A tax on this small group of people matters, because that is where the money is. More than 75% of the benefit of today's lower rates on capital gains and dividends goes to households with incomes over $1 million, according to the Tax Policy Center.

Mr. Biden's new rules on taxation at death would mirror an Obama administration proposal that didn't advance.

Currently, someone who dies with appreciated assets isn't liable for income taxes on the difference between what they originally cost and what they were worth at death. Instead, heirs only pay taxes on gains that occur after the original owner's death and only then if they sell the assets.

Under Mr. Biden's proposal, capital-gains taxes would apply at death as if the asset were sold. This is separate from estate taxation.

Consider someone who bought stock for $1 million in 2010 and dies in 2021, when the stock is worth $3 million. Under current law, that person would owe no capital-gains taxes on a final income-tax return, and heirs would only owe taxes on gains above the $3 million value after they were to sell the assets. Under Mr. Biden's plan, the $2 million gain would be treated as income when the person dies, triggering a nearly $800,000 tax bill even if there were no sale.
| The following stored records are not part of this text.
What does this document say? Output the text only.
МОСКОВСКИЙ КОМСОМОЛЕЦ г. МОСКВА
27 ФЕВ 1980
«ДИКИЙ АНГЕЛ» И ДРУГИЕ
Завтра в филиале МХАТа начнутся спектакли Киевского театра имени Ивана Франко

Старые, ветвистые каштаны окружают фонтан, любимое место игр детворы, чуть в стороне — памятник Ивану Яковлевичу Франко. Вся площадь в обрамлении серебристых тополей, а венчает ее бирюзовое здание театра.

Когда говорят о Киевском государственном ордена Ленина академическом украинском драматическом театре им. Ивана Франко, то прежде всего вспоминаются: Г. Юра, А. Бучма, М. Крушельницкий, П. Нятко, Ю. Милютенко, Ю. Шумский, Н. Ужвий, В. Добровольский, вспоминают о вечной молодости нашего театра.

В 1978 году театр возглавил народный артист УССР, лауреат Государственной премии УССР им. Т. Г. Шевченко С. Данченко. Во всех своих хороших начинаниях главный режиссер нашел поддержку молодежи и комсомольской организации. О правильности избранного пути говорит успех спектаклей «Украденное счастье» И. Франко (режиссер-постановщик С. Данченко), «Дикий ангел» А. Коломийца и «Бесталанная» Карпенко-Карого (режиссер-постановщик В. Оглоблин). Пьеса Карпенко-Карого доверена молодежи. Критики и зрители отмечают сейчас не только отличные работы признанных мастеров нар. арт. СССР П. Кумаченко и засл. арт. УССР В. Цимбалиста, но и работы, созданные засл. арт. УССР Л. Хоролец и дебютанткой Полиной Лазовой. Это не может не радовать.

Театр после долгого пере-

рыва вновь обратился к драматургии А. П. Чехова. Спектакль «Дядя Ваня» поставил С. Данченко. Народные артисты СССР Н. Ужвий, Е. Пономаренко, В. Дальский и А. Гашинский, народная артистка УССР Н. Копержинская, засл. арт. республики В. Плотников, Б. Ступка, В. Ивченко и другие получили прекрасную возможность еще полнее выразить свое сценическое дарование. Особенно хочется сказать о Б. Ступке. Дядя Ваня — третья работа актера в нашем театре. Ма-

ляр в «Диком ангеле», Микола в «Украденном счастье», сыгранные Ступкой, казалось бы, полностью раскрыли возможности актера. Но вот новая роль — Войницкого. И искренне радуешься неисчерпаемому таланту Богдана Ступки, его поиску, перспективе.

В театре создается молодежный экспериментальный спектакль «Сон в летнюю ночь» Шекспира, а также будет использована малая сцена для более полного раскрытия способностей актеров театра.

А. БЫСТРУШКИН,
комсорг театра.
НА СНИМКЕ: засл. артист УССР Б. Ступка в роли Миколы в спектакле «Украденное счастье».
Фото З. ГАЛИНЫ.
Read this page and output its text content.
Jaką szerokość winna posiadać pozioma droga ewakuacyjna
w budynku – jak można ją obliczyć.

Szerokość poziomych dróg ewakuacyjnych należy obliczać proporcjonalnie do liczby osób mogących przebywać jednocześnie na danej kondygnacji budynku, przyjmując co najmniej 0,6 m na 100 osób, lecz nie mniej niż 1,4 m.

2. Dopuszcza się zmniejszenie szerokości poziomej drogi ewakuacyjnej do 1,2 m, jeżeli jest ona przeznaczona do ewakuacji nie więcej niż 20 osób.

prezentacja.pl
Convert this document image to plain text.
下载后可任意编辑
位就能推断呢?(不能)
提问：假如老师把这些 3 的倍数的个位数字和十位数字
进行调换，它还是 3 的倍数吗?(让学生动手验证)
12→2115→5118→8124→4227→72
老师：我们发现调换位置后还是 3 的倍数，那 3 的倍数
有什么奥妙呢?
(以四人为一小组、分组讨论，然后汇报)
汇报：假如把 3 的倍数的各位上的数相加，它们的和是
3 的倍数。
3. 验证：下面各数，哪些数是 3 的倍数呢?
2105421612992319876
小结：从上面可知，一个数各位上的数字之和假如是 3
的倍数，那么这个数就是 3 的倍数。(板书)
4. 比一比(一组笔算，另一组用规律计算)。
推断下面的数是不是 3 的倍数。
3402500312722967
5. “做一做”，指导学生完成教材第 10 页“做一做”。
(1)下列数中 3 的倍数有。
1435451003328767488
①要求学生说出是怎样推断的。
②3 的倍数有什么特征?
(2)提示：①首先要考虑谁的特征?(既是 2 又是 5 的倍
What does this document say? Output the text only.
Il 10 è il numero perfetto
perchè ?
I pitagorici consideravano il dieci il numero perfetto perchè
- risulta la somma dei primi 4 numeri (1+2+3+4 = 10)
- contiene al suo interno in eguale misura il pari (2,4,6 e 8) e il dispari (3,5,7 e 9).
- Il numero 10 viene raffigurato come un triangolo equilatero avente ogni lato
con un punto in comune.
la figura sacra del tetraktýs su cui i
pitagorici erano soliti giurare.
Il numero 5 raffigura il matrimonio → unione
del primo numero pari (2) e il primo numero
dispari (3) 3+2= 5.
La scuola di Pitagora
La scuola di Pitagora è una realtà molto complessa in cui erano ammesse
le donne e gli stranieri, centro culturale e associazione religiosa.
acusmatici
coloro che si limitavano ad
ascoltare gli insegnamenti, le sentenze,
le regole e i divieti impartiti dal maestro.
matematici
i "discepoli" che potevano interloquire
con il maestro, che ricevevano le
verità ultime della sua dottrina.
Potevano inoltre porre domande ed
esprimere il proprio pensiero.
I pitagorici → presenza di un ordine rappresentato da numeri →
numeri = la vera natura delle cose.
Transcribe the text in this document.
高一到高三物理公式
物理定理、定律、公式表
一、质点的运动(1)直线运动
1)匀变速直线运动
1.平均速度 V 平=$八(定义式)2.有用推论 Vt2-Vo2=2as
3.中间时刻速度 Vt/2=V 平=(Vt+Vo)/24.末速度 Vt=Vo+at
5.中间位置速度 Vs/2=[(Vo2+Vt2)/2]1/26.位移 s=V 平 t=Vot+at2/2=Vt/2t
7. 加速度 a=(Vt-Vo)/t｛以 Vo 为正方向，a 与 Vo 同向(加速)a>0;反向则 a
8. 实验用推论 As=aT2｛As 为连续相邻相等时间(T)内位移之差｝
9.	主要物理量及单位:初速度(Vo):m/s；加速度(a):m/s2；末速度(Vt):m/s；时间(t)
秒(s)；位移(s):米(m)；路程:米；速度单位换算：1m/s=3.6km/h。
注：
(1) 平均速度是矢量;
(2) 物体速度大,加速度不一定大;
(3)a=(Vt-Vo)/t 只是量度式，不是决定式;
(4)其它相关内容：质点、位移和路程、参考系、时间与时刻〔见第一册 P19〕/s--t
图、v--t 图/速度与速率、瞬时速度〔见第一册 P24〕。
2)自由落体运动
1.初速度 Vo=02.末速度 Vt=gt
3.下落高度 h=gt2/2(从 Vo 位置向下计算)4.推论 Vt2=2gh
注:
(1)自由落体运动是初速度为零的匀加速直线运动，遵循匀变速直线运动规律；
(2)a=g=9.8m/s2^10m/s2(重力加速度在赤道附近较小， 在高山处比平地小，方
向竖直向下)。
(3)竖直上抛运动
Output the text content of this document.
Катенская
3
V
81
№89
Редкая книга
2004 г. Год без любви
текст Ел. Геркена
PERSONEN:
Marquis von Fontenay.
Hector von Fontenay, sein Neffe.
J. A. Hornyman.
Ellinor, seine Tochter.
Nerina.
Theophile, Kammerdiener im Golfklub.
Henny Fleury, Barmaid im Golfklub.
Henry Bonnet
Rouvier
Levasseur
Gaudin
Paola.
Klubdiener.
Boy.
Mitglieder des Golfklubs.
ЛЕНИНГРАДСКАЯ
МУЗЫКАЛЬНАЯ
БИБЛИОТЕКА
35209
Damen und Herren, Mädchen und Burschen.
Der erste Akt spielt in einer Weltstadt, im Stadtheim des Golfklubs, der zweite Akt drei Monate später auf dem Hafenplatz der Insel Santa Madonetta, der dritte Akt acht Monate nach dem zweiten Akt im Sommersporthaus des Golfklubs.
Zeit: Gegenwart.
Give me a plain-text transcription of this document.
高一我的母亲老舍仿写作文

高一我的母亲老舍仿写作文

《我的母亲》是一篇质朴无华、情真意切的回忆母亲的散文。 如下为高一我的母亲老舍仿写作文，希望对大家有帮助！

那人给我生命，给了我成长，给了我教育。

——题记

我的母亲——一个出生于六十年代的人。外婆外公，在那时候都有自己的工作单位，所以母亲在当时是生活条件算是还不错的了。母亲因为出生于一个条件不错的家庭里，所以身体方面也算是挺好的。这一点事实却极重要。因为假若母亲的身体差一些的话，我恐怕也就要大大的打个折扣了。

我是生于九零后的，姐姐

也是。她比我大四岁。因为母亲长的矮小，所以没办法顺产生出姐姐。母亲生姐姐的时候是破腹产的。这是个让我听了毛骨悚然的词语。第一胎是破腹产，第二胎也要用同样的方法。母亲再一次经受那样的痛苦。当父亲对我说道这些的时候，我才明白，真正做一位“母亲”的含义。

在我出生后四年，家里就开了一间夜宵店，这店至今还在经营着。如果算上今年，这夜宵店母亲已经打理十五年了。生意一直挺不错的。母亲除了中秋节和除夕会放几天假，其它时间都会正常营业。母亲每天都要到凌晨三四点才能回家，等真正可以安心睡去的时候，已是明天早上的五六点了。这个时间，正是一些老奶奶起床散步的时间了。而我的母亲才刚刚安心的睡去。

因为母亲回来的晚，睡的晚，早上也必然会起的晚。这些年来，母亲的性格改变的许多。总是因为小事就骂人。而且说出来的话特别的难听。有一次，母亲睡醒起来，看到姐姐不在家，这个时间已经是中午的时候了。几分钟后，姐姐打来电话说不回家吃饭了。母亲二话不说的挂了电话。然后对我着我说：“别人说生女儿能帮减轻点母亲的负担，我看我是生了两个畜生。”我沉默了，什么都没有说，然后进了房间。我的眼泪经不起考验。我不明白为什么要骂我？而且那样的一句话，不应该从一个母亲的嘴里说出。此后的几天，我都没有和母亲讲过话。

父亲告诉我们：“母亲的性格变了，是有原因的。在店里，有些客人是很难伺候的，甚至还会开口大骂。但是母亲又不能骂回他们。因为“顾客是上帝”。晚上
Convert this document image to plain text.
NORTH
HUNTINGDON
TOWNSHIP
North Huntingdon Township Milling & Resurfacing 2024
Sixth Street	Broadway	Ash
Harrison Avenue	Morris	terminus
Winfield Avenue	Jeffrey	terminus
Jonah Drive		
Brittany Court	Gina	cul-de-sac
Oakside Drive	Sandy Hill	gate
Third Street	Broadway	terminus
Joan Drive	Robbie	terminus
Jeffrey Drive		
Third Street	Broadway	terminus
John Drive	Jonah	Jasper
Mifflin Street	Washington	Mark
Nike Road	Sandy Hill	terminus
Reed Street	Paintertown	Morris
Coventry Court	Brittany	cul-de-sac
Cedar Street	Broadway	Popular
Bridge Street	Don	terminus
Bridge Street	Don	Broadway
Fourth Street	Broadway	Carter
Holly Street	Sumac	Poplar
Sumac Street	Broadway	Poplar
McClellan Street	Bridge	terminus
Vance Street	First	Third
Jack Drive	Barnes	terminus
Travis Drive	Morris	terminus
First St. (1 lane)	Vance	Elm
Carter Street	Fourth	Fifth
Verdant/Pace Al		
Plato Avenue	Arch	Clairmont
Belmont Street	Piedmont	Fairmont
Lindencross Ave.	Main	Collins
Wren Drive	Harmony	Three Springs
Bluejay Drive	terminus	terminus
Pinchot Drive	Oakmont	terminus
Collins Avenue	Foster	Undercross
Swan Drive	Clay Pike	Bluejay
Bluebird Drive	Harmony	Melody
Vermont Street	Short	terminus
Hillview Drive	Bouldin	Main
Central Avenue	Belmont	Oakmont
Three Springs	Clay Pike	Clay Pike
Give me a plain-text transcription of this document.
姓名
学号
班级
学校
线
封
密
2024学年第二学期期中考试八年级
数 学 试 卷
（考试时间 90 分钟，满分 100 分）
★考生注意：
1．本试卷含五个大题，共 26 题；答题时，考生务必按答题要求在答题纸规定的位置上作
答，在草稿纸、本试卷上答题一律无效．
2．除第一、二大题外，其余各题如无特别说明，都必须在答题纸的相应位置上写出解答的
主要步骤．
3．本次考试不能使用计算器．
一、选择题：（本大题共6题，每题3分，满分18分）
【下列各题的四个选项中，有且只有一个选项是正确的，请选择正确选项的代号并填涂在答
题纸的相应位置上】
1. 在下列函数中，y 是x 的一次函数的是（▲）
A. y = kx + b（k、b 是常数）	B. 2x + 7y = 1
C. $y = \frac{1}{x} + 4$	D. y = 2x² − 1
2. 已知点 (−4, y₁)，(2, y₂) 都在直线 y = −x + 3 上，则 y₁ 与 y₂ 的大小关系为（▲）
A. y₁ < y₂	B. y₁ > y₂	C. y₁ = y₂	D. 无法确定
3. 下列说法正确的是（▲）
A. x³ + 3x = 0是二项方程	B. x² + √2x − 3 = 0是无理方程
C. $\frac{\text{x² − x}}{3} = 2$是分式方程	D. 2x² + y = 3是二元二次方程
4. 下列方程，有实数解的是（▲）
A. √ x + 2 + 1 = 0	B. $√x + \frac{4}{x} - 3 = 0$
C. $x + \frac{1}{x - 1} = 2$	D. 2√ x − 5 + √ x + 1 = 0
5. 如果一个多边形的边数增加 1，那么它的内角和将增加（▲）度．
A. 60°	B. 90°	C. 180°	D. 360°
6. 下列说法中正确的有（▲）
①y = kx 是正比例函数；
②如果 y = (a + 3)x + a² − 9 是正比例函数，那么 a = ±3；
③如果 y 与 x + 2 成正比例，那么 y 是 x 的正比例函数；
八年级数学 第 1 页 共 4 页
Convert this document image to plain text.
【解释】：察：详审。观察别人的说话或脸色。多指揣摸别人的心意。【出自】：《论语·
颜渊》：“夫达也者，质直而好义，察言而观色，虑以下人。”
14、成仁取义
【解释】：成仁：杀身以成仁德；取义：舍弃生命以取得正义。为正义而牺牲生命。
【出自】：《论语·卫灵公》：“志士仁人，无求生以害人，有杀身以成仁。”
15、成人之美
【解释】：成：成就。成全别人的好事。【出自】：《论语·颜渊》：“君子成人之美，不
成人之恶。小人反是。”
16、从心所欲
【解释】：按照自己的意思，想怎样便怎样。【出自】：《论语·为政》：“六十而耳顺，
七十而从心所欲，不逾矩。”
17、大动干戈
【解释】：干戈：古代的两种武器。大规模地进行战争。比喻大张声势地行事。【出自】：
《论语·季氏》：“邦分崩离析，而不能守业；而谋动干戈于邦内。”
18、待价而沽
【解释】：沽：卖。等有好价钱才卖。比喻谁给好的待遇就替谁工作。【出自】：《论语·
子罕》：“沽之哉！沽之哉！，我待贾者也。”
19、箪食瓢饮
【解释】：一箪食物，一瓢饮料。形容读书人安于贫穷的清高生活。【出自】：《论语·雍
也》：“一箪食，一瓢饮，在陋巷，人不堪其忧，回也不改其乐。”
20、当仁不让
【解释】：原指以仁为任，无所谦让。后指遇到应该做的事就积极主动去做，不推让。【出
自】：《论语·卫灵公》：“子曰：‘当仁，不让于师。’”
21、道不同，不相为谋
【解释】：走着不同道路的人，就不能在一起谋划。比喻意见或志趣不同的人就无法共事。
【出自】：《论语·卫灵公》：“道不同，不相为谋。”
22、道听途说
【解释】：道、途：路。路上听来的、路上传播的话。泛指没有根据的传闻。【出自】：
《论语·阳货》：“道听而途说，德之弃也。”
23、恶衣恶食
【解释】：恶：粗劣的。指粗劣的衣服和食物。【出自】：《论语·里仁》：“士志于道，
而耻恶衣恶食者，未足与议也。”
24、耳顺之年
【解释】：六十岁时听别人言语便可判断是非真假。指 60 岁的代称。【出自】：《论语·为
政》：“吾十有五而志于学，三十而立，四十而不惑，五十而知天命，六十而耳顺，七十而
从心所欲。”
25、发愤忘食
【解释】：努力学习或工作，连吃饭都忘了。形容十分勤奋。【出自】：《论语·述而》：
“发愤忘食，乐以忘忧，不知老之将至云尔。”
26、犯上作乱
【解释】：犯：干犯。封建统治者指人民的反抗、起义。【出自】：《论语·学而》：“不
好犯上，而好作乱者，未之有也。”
That plan reduces the incentive for people to hold assets to wait for that zero tax rate. If investors know they will have to pay a 39.6% tax now or when they die, there is less of a reason to wait.

The plan's success would depend on details worked out in Congress and investors' perceptions of how permanent the rules are. Some investors may decide to wait to sell assets until a future president lowers tax rates again.

"If I'm not 90 years old and thinking very much about my mortality," Mr. Auerbach said, "I might think that I'm going to have some very good chance of not actually experiencing the change."